In essence, Tanya finds men who commit violent crimes sexy because they “have more balls than most ever will.” “Someone like Charles Bronson—he is hot,” she specifies. (Bronson, also known as Charles Salvador, has been called “the most violent prisoner in Britain,” as the Guardian reported, and he frequently received nude photos from female admirers while in prison.)

“I imagine him as a pretty primal man, and that’s a huge kicker for me: erasing the social standards and people being stripped of their polite, groomed ways,” Tanya elaborates. “[Men who commit violent crimes] give in to the animal, uninhibited selves, and I love the rawness of that.”

Nicole Jane wrote her dissertation on hybristophilia and how it’s represented in film. She thinks that the fetish is an unattainable—or at least unrealistic—fantasy for most. “It’s all a false fantasy; that’s my view on hybristophiles,” she says. “I feel like a majority of people who identify as a hybristophile want someone who is cruel but forget the simple fact [a cruel person can’t] really care for you.”

Along with Ted Bundy, Nicole Jane has a fascination with Paul Bernardo, a Canadian serial rapist who committed a series of sexual assaults and murders during the late eighties and early nineties—all with the help of his wife, Karla Homolka, an “aggressive” hybristophile, who even helped Bernando drug, rape, and kill her younger sister.

“Her providing a victim for him removes herself from the equation as a potential victim,” muses Nicole Jane. “That mentality—that the guy who hurts other will never harm me—is insanely interesting. Delusional, but interesting, and probably one I’d share if I was truly unhinged.”

Nicole Jane is currently dating a man who identifies as a sadist in the BDSM sense of the term. While she finds his sexual enjoyment of her pain arousing, she says she’d never want to be involved with someone who actually has the capacity to commit violence outside of a roleplaying scenario.

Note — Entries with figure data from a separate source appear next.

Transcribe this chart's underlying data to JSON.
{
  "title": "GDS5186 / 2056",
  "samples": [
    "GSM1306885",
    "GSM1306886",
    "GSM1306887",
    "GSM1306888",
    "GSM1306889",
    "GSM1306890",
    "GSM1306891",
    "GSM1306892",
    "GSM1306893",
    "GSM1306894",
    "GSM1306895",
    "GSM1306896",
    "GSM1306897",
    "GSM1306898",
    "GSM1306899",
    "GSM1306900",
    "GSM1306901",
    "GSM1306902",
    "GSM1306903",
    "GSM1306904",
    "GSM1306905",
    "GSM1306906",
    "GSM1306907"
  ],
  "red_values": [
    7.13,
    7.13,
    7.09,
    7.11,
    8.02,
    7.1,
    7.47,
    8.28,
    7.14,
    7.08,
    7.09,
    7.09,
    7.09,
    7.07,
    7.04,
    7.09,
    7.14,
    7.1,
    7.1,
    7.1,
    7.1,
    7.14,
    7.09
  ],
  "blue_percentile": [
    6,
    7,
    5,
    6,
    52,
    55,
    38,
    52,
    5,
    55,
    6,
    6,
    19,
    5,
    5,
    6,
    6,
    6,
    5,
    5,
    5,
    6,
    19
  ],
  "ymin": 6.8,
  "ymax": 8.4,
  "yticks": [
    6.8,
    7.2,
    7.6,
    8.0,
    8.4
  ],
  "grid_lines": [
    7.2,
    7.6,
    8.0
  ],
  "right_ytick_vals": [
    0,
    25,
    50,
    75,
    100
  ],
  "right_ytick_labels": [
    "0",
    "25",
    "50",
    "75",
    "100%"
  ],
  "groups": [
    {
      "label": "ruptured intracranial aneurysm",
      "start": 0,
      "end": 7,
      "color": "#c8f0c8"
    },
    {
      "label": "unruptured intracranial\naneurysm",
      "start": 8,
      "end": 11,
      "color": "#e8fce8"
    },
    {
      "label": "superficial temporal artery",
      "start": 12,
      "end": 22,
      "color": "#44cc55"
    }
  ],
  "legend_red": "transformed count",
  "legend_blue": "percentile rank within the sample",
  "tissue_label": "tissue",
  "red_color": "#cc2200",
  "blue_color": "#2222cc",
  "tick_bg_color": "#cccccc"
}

“Someone who is aroused by risky and seemingly dangerous things, such as serial killers, is also probably going to be more likely to be interested in other intense, risky, or ‘dark’ activities,” says Aaron. “They are attracted to certain themes that play out in different ways.”

A penchant for bondage certainly doesn’t equate lust for serial rapists, but Nicole Jane is not alone in using BDSM scenes to act out dangerous fantasies. Cherry—whose boyfriend you may recall stabbed someone (in self-defense, she adds)—will “indulge me by running his knife on my skin and talking about slitting my throat,” she says.

These women say acting out these fantasies in a consensual manner allows them to practice them without actually sleeping with someone truly evil. “I’d never put myself in danger of being a real victim,” Cherry states firmly.

Nicole Jane agrees. “I think if I was to ever find someone who was deeply disturbed and had no empathy for human life, I’d be terrified,” she says.

For some hybristophiles, however, a lack of empathy is beside the point—or, perhaps, the major draw. The women who sent naked pictures to Charles Bronson are not at all unique: There are several cases of women becoming infatuated with convicted serial killers and even starting relationships with them as they’re serving time in prison. Carol Anne Boone, for instance, married Ted Bundy and had his child. Serial killer Richard Ramirez married magazine editor Doreen Lioy while in prison, and in 2014 news broke that Charles Manson had been granted a marriage license—although later reports allege that his 26-year-old bride to be only wanted him for his corpse, so she could keep him in a crypt and charge people money to come and ogle his body.

“It is very common, for real serial killers in general, in jail to get lots of fan mail. They get engaged, and they get married! A lot of them,” says Dr. Aaron.

Although hybristophilia is often sensationalized in the media, Dr. Aaron cautions against suppressing one’s fantasies for any reason. If someone came into his office freaked out over an attraction to a partner who has committed an outrage, he says he would encourage them to explore their feelings. “What about this is appealing? What is it that turns you on about it? Can we deconstruct it?” he says. “Because what you’re really looking for is a fantasy that we can find for you to access in a way where you don’t actually have to do the real deal.”